Gözaltında kaybedilen ve katledilen yakınlarının akıbetini sormak, faillerin yargılanması talebiyle her hafta Galatasaray Meydanı’nda bir araya gelen Cumartesi Anneleri ve insan hakları savunucuları, eylemlerinin 1047’incisini gerçekleştirdi. Karanfiller ve gözaltında kaybettirilen yakınlarının fotoğraflarıyla meydanda buluşan Cumartesi Anneleri, bu hafta 12 Nisan 1981 tarihinde İstanbul’da polisler tarafından gözaltına alındıktan sonra kaybedilen Nurettin Yedigöl’ün akıbetini sordu.
İnsan Hakları Derneği (İHD) Eş Genel Başkanı Eren Keskin’inde katıldığı açıklamada, basın metnini kayıp yakını Besna Tosun okudu.
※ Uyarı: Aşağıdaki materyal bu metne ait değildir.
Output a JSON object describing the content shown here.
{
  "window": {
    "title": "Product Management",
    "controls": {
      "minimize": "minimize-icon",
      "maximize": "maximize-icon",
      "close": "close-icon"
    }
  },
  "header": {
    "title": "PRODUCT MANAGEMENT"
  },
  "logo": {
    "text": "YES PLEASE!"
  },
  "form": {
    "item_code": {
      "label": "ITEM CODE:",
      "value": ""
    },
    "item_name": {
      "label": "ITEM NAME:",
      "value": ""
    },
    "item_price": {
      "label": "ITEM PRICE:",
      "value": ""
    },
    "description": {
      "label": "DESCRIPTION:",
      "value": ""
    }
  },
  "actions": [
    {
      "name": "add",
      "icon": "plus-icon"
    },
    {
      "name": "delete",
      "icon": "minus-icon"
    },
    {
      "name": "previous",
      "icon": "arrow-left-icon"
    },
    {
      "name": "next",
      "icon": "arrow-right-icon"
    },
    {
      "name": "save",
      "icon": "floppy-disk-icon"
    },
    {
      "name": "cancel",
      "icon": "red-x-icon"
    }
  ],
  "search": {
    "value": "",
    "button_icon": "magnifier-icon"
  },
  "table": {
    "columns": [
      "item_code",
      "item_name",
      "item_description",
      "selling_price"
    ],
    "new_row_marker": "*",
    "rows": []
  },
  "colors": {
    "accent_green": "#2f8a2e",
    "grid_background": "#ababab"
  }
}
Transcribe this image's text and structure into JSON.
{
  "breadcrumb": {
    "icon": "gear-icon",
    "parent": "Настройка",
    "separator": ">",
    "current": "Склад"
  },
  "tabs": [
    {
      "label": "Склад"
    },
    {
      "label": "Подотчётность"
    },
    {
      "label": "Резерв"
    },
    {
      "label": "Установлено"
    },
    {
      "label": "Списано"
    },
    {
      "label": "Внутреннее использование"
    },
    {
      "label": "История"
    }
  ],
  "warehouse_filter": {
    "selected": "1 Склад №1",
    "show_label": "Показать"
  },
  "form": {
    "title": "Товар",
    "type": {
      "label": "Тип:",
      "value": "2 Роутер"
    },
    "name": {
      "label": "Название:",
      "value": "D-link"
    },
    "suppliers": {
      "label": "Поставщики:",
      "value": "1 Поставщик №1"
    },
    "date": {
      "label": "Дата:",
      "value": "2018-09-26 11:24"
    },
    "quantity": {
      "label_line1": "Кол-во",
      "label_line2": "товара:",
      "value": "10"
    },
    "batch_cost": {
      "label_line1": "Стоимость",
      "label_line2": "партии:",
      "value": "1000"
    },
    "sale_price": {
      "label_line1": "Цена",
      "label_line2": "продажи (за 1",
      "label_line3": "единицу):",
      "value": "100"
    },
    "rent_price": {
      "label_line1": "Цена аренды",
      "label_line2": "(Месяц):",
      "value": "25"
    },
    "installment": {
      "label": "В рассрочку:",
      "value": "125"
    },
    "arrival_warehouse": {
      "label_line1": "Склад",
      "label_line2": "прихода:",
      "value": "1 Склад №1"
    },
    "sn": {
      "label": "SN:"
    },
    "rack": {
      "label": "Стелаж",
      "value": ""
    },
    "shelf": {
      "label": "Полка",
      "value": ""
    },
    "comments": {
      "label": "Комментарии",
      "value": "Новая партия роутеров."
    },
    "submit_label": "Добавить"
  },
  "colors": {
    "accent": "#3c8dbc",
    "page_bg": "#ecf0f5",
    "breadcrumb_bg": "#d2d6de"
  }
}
Tanıkların beyanı dikkate alınmadı
Nurettin Yedigöl’ün Erzincan’da doğduğunu ve 1970 yıllarında üniversite eğitimi için İstanbul’a geldiğini belirten Besna Tosun, Yedigöl’ün daha sonra İstanbul Üniversitesi İşletme Fakültesi’nden mezun olduğunu söyledi. Öğrencilik döneminde ve sonrasında sosyalist gençlik hareketinde aktif olarak yer alan Yedigöl hakkında 12 Eylül Askeri Darbe sonrası yakalama kararı çıkarıldığını hatırlattı. 12 Nisan 1981 tarihinde İdealtepe’de bir eve düzenlenen baskınla gözaltına alınan Yedigöl’ün İstanbul Emniyet Müdürlüğü Gayrettepe 1’inci Şubesine götürüldüğünü kaydede Tosun, burada ağır işkencelere maruz kaldığını dile getirdi. Tosun, “İşkenceyle öldürülen Yedigölü’ün bedeni kaybedildi. Baba İsmail Yedigöl, 12 Eylül’ün yarattığı baskı ortamına rağmen başta Kenan Evren olmak üzere tüm ilgili makamlara başvuruda bulundu. Ancak kendisine İstanbul Sıkıyönetim Komutanlığı ve İstanbul Emniyet Müdürlüğü tarafından Nurettin’in hiç gözaltına alınmadığı ve böyle bir kaydın bulunmadığı yönünde cevaplar verildi. Buna karşın 10 kişi, Nurettin Yedigöl’ü siyasi şubede gördüklerine dair tanıklık etti ve ‘şahidiz, işkencede öldürüldü’ şeklinde beyanda bulundu. Ancak savcılık bu tanıklıklara karşılık, ‘Böyle şey olmaz, devlete iftira atmayın’ demekle yetindi” diye belirtti.